One thing that I solved right away when I got the phone was the data plan problem. T-Mobile wants to sell you a $30/month plan that includes unlimited data and also unlimited use of the T-Mobile Hot Spots (at Starbucks, etc.). This wouldn’t be a bad deal if I travelled much but my reasoning is that in general, I can find free Wi-Fi and $30 a month is just not justifiable for me. I had the $6/month T-Zones plan with the Nokia and that carried over. There are instructions in various forums for how to set up the connections to use the T-Zones plan for websurfing. I have occasionally (and seemingly randomly) been able to do non-http stuff over this connection. I’ve been able to SSH for example when connected to the GPRS service, but not always. I haven’t determined what the condition is that allows that.

The documetation that comes with the phone is pretty craptastic. The Nokia came with thicker book than the SDA, and obviously the SDA is significantly more complicated. The book is designed just to walk you through installing the SIM, battery, and installing/configuring/testing ActiveSync. That’s it! I don’t think it even had information about how to make a phone call. Definately not what the icons on the screen mean, or where to install the mini-SD card (I was pretty sure where it went but it didn’t look like mini-SD and I wanted to make sure I knew where it went before ordering a memory card). Or how to configure auto keylock. It turns out to do this, you set up a password and tell the phone to lock it with the password after a specified amount of time. The first thing I did was set the password to ‘*’ out of habit. It lets you do that, but then you can’t unlock it (sometimes)! And it prompts for the password at boot. So don’t set your password to ‘*’ if you have one of these. Instead I set the password to ’0′. This worked reliably (more on this later).

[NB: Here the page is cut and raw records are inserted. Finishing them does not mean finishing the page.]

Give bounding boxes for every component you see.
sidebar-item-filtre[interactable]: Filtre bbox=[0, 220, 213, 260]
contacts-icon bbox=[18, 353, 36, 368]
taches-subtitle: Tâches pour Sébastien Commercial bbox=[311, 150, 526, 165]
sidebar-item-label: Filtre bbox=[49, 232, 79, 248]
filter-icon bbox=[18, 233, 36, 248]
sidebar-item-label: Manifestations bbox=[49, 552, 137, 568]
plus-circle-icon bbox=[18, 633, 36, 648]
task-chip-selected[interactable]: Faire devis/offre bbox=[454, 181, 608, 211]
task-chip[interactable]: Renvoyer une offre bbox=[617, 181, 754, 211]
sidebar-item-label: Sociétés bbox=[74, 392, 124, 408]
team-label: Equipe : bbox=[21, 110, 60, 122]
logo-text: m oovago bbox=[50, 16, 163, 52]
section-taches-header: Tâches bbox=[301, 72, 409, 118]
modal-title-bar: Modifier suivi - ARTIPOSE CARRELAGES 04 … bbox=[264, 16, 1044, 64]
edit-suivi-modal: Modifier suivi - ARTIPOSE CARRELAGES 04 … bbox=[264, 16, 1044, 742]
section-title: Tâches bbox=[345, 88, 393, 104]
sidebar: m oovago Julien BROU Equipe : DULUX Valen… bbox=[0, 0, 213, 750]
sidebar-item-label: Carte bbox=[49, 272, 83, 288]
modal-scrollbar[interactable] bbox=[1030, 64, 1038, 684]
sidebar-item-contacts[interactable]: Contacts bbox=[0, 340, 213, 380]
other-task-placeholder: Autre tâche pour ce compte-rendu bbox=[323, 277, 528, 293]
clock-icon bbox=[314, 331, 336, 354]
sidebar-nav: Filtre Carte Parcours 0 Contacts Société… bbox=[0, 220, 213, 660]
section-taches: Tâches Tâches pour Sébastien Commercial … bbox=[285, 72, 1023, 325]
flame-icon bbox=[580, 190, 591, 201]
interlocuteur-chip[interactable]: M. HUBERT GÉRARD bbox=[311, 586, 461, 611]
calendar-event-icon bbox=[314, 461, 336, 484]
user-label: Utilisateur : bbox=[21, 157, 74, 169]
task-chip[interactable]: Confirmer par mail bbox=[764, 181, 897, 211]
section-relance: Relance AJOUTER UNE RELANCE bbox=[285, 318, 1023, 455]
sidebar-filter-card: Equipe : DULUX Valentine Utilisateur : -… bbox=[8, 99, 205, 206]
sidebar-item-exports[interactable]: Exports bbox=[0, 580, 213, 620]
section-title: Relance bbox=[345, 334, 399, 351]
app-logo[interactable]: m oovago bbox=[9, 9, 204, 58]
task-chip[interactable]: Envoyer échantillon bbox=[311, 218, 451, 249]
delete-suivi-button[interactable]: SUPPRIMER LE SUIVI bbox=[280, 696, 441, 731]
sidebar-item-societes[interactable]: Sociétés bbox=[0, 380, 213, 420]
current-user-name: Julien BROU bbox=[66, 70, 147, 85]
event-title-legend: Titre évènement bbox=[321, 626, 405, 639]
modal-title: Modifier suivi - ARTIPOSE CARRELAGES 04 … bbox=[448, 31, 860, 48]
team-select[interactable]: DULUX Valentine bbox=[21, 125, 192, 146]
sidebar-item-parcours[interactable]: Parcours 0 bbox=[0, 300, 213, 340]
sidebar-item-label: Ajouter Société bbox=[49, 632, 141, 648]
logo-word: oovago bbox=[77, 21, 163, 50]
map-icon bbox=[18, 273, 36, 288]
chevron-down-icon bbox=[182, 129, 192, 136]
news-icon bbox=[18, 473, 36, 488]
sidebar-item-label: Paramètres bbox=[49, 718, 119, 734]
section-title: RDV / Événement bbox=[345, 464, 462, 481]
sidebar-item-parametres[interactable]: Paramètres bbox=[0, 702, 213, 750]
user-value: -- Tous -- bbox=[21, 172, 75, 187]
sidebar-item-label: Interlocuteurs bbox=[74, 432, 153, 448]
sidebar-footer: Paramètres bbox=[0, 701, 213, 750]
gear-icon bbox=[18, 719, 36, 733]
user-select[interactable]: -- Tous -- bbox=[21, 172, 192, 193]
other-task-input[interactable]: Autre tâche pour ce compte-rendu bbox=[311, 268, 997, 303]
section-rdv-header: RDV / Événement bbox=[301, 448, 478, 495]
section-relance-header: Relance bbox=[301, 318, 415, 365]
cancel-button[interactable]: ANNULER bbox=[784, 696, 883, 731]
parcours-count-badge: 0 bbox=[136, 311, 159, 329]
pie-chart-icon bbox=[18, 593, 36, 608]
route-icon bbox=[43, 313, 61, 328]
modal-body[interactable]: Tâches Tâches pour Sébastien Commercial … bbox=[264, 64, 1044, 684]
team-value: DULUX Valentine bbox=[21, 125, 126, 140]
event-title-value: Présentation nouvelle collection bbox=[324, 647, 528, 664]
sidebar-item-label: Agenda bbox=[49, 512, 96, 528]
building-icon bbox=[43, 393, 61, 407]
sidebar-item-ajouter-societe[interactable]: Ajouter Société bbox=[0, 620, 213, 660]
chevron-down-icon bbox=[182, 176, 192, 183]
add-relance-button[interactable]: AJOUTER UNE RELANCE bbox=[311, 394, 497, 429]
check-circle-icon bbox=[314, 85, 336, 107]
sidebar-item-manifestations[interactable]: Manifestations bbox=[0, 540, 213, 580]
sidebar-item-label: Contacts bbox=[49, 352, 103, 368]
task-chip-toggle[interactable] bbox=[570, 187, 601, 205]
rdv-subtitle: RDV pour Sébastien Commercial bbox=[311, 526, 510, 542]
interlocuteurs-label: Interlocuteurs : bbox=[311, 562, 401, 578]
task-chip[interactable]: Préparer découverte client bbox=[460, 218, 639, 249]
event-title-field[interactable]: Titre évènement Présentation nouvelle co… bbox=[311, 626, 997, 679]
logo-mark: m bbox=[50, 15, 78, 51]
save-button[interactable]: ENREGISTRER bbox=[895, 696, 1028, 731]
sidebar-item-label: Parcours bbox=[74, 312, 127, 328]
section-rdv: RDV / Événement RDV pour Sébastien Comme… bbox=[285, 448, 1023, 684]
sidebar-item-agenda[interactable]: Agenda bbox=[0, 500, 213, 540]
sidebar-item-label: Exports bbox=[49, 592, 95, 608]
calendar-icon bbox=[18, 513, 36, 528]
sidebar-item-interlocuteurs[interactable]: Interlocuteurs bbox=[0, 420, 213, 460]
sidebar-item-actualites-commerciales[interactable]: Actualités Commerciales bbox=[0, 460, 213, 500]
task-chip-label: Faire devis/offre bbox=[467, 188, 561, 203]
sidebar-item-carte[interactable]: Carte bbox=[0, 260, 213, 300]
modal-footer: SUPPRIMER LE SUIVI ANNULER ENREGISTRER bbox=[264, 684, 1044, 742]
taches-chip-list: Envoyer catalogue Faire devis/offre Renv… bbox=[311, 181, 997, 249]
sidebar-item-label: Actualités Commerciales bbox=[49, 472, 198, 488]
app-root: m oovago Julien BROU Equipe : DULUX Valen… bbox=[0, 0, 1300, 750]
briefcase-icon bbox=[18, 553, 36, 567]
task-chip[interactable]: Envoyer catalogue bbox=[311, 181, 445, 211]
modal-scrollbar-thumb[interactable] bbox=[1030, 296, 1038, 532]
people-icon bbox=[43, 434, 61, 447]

One thing that I’m not still entirely clear on is the terminology with this thing. It’s a Windows Mobile 5 Smartphone. Sometimes things for PocketPC will run on it. Sometimes they will not. For me it’s basically a crapshoot to gauge whether a particular piece of software will work. Unless it says smartphone, in which case it probably works. I’ve had some compatibility problems too. PocketPutty let me down. It just doesn’t render right at all. Then I found the very excellent MidpSSH. This thing is absolutely wonderful, and probably better than PocketPutty near as I can tell. The Opera for Smartphone also doesn’t work right. Same kind of rendering issues that I have with PocketPutty. I downloaded OperaMini which I’ve written about previously and is really great, but for now I generally use IE, which is probably fine since I mostly visit Google sites (reader, local, etc.)

That brings me to the most frustrating problem I had (not necessarily in terms of impact). Google has the amazingly useful Google Maps Mobile. We tested it on a friends HTC Wizard and it was really great. The download site says it doesn’t work with T-Mobile. Which was a bummer and very confusing. I have a few Java apps that connect to the network (MidpSSH, OperaMini, GMail (more on this later)) and they connect to the network fine. The Google Maps app loads and is supposed to prompt for network access when it tries to load the ToS. However it doesn’t prompt and it doesn’t get past that point! I don’t really understand how this could be a T-Mobile problem unless they have modified the Java engine or Google Maps relies on some feature missing in the T-Mobile Java stuff. But both of those seem unlikely.